By the time father and son reach the end of their grueling odyssey, “The Horse” has embraced a rich symbolism and developed stunning hallucinatory sequences in a manner that seems effortless and natural. For all the hardships its heroes suffer, “The Horse” attains that quality of exaltation to be found in Shakespeare and the Greek classics.
In Istanbul, ancient city of seedy grandeur, Erkal joins his uncle in the ranks of produce peddlers, pushing a cart over the city’s hilly, cobblestoned streets. The work is not only back-breaking but also illegal; at any moment the peddlers are in danger of having their carts confiscated. (These men can’t sell at the open-air market because they can’t afford the payoffs necessary to obtain space there.) At the same time Erkal commences the increasingly dispiriting task of grappling with the government bureaucracy in pursuit of aid for his son’s education. At one point Erkal learns he has to be dead for his son to be eligible for a scholarship; everything in this picture suggests that Turkey today is deliberately geared to oppressing the poor.

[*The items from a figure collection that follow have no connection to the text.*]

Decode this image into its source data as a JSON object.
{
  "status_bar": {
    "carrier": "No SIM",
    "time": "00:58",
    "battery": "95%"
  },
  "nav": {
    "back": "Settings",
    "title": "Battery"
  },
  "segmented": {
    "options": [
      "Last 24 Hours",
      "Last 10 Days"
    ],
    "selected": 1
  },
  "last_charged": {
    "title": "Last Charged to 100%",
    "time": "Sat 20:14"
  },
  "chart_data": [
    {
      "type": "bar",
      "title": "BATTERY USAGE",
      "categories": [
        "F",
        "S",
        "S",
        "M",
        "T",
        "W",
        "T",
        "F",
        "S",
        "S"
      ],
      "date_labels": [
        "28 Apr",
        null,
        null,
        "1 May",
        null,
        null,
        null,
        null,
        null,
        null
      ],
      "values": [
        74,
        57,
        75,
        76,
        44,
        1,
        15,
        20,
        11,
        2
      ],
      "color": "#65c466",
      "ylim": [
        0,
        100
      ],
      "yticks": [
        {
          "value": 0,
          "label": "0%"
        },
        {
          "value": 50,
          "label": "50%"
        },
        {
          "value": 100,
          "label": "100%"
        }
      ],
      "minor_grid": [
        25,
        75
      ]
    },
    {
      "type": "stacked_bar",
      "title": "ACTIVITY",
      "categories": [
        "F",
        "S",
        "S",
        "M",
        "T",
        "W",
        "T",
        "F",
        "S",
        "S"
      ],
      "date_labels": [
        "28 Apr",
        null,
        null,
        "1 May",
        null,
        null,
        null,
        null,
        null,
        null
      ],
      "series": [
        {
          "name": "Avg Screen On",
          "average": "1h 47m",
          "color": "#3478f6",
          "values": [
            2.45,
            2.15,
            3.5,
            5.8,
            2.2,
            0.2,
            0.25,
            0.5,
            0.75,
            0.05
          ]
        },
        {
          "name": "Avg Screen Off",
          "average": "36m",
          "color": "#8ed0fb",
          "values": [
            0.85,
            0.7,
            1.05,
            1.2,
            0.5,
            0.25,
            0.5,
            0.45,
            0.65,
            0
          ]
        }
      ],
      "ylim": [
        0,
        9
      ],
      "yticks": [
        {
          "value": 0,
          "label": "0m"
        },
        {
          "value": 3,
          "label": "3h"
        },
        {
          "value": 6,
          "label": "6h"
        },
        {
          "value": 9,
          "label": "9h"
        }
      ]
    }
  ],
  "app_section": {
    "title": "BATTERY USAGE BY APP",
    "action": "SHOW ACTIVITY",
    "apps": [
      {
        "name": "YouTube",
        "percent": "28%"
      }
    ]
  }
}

Despite such an unflattering view of conditions under Turkey’s current regime, a depiction that reportedly landed Ozgenturk in prison for undetermined charges in the course of filming, “The Horse” is too timeless, too universal to be only social protest. This film is also a joyous, even humorous, celebration of life and love in the face of circumstances that make happiness fleeting at best. It is a film that cheers a flock of birds in flight--and can focus relentlessly on a fat man, the buttons of his shirt bursting, as he eats his way through a large tray of baklava, which has been refused by the peddlers knowing the man is just waiting for them to die so he can sell their bodies for cadavers.
One suspects that the cast is largely nonprofessional, but their performances are truly towering, especially that of the wiry, woebegone Erkal, who is capable of the pathos of a Chaplin. This superb film, with its rich, ironic imagery and plaintive, keening score, ends as it begins with the glimpse of the landowner’s beautiful white horse, a symbol of hope--but also, at least for now, the unattainable.
Ozgenturk was an assistant for the long-imprisoned and finally exiled Yilmaz Guney, best known for that bleakest of masterpieces “Yol,” and considered Turkey’s greatest director. Playing with “The Horse” is Guney’s “The Wall” (both Times-rated Mature), which is set in Turkey but was shot in France in 1982, the first film Guney was able to direct since 1974. It is a beautifully crafted picture, in which a terrible prison becomes the symbol of present-day Turkey and which concentrates on the plight of some teen-age boys held there. As fine as it is, it really offers nothing new and therefore becomes a form of punishment. Tragically, Guney gained his freedom and resumed directing only to die of stomach cancer in September, 1984, at the age of 47.